I think the main issue is that in then current ranking system there is no or hardly no account to the rank difference of the players. I can play players ranked 5 stones below me without handicap and I get a score lift of 0.1 if I win. In fakt it is very likely that I crush the opponent. I think the rank win/loose amount should be adjusted to the currrent rank difference of the players and the handicaps given (or not given).
But thats exactly how the current ranking system accounts for the rank difference!
When you win against someone who is weaker than you, you gain only tiny bit of rating points. But if you manage to win against someone who is considerably stronger than you, you gain a ton of rating points ^^
And of course, vice versa for losses. Lose against a stronger player, and your rating will drop only a marginal amount. Lose against someone ranked lower than you, and your rating can take quite a big hit >__>
This is probably the best idea for satisfying everyone – the only tradeoff is a bit more complexity in implementing the idea compared to the others.

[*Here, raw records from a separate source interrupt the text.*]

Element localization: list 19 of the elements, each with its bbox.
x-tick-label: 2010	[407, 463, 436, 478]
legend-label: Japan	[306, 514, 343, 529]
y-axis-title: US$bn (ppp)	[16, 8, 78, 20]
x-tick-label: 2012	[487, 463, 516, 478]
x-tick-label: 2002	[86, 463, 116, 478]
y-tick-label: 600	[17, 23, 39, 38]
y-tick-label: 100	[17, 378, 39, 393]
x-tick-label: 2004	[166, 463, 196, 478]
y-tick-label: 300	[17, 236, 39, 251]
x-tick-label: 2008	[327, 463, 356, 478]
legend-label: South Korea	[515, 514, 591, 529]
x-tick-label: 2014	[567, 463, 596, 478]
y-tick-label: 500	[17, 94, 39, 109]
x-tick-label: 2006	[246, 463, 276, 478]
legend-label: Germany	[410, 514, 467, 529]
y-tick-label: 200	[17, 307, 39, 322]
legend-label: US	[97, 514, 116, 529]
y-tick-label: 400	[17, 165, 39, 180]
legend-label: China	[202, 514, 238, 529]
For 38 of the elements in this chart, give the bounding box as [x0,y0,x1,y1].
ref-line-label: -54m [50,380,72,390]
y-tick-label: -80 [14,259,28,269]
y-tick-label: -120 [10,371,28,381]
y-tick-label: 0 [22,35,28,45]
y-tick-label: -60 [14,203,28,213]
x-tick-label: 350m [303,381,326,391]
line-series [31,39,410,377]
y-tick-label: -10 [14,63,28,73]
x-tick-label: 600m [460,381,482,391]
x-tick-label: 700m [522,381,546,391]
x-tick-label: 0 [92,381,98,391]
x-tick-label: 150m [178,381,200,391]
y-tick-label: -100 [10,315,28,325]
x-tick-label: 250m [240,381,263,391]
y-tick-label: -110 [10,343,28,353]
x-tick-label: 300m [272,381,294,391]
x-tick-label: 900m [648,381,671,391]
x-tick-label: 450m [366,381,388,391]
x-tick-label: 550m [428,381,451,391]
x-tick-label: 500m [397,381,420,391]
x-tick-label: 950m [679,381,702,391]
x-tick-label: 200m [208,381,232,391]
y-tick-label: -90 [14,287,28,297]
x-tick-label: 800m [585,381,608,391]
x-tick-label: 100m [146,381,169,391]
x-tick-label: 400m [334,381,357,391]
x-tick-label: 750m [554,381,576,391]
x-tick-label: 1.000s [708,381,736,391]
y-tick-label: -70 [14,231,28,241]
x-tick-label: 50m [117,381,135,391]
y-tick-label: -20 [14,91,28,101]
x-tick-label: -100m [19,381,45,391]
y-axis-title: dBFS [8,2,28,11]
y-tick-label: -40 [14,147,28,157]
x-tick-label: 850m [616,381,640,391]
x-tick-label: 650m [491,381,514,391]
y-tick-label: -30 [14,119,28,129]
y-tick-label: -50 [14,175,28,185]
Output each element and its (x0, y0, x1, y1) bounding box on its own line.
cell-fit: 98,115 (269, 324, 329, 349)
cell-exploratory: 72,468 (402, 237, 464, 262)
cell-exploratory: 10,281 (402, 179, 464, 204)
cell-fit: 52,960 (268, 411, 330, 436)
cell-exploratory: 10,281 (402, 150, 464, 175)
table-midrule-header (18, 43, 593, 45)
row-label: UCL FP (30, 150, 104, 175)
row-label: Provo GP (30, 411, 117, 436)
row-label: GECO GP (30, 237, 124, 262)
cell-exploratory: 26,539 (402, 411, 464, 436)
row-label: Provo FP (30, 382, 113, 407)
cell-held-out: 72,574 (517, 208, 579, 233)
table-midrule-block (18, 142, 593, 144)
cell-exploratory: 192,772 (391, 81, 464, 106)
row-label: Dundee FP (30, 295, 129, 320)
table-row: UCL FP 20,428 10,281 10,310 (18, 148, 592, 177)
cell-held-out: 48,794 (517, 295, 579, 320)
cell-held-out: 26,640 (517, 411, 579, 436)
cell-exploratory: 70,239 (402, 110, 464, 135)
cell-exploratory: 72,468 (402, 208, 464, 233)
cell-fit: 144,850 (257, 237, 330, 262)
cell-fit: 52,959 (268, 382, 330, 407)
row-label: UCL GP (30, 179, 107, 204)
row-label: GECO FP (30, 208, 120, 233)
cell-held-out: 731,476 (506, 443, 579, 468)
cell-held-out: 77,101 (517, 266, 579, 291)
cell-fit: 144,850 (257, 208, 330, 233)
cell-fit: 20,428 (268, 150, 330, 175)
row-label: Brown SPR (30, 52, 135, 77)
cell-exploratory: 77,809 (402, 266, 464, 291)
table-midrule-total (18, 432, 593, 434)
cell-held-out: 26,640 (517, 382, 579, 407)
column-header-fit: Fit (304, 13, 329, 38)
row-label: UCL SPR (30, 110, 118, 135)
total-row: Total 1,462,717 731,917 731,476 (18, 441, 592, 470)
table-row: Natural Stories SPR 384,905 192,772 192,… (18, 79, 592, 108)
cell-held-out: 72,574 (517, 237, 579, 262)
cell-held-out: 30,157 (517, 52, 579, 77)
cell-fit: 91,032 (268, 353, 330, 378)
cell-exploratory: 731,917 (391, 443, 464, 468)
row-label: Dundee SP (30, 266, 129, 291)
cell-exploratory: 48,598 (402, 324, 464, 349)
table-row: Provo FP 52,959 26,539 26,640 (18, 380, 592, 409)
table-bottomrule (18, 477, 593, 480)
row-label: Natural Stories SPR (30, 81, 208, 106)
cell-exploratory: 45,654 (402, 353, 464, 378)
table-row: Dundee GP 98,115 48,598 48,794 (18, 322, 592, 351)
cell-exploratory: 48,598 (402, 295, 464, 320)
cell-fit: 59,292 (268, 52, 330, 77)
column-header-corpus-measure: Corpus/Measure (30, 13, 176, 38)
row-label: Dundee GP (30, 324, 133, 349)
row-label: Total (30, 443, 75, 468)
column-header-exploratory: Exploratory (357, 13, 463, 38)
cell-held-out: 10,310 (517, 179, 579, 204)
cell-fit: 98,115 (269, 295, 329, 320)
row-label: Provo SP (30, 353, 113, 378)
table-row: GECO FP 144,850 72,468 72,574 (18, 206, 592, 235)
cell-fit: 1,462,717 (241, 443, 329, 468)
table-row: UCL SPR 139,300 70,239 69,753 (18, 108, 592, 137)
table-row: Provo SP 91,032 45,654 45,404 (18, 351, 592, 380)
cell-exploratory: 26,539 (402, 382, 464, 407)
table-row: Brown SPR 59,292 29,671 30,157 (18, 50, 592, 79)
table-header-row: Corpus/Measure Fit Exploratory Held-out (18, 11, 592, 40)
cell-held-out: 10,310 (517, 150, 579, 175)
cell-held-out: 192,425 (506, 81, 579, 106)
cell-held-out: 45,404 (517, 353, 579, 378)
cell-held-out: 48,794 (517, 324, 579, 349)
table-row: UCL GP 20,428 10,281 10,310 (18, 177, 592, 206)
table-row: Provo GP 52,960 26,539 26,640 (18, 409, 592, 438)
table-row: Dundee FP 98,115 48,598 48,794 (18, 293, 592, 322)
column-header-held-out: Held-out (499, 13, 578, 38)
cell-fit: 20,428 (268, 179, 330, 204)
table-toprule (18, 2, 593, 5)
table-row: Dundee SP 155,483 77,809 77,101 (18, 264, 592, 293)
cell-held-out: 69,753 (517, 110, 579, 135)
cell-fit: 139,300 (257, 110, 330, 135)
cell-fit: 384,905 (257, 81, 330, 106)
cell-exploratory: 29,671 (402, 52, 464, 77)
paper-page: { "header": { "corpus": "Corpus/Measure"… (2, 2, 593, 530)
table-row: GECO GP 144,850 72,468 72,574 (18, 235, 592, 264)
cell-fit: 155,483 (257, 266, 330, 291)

Here’s my solution that’s even more difficult to implement but could have some extra benefits:
Introduce a classification of “ranked bots” with either static ranks or limit/cap the volatility of bot ranks. Players seem to have a cap of ±0.7 on their ranks. Ranked bots could be automatically set to ±0.3 and handicap games must be unranked. If that’s too restrictive, a high dan moderator could oversee and audit static ranked bots before they’re allowed to accept ranked handicap games.
For bot owners who want specifically to test the strength of their bots against the OGS rated player pool, they could be given a separate classification of “test bots” which don’t affect the rank of human players and only affect the bots’ rank, with normal volatility.